We will spell out the official definition of “theta union with cutback”, which establishes the 1-Goodness of its implicit TCF, and hence its unbiasedness.

We will prove that the cut-back answer according to this official definition can be computed from the X smallest elements of the full-sized result R, for some value of X that doesn't need to be spelled out in this high-level overview of the argument.

We assume the existence of a gadget G that keeps at least the X smallest elements of any set that you feed into it.

We point out that if A and B are any two sets such that each element of B is bigger than any element of A, and if (A U B) is fed into G, then G's output, which by definition contains at least the X smallest elements of (A U B), also contains at least the X smallest elements of A.

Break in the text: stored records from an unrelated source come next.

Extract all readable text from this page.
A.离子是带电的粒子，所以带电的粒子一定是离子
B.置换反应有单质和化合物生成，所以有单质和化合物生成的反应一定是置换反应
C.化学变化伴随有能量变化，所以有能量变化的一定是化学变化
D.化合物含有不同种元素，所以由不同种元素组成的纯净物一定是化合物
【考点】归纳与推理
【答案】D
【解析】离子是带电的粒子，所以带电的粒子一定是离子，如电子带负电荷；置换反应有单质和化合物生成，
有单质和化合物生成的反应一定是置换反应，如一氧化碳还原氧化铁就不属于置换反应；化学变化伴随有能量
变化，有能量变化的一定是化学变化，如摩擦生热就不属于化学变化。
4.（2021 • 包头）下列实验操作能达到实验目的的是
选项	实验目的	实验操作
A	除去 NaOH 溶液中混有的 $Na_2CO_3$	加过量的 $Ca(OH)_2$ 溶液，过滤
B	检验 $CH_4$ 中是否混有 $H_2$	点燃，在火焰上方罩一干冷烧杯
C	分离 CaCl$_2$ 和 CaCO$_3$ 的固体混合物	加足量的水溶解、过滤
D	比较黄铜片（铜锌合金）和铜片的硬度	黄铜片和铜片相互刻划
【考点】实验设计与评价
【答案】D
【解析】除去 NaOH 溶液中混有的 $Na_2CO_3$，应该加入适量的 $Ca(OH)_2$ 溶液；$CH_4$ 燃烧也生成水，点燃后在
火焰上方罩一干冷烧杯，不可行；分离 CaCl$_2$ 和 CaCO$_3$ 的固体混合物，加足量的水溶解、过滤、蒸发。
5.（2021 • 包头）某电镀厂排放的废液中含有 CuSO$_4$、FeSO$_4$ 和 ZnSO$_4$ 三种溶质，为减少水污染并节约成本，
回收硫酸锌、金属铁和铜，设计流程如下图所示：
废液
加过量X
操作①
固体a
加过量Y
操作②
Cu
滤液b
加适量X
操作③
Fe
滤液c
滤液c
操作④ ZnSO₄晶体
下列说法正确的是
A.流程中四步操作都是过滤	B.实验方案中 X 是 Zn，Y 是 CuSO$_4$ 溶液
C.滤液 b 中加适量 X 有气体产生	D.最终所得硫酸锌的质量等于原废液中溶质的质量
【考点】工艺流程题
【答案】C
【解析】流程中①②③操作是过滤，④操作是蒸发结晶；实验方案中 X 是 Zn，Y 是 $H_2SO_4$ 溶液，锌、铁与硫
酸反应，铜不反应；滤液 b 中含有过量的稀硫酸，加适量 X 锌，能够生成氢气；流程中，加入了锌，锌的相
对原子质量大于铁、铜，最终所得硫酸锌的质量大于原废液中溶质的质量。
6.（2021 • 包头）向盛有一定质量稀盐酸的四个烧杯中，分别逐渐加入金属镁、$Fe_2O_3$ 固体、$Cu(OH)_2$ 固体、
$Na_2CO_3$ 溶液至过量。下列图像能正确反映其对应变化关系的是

Finally, we point out that our main merging loop feeds all elements of R into G, and also some other elements, each bigger than any element of R. [These larger elements are inserted because for a while we only have an upper bound on the final value of theta.] By (5), the output of G contains at least the X smallest elements of R. By (3), we are able to construct the answer conforming to (2).

Note: to avoid extreme verbosity in the above, the phrase “the X smallest elements of S” is used as an abbreviation for the more accurate phrase “the X smallest elements of S if |S| >= X, otherwise all of S”.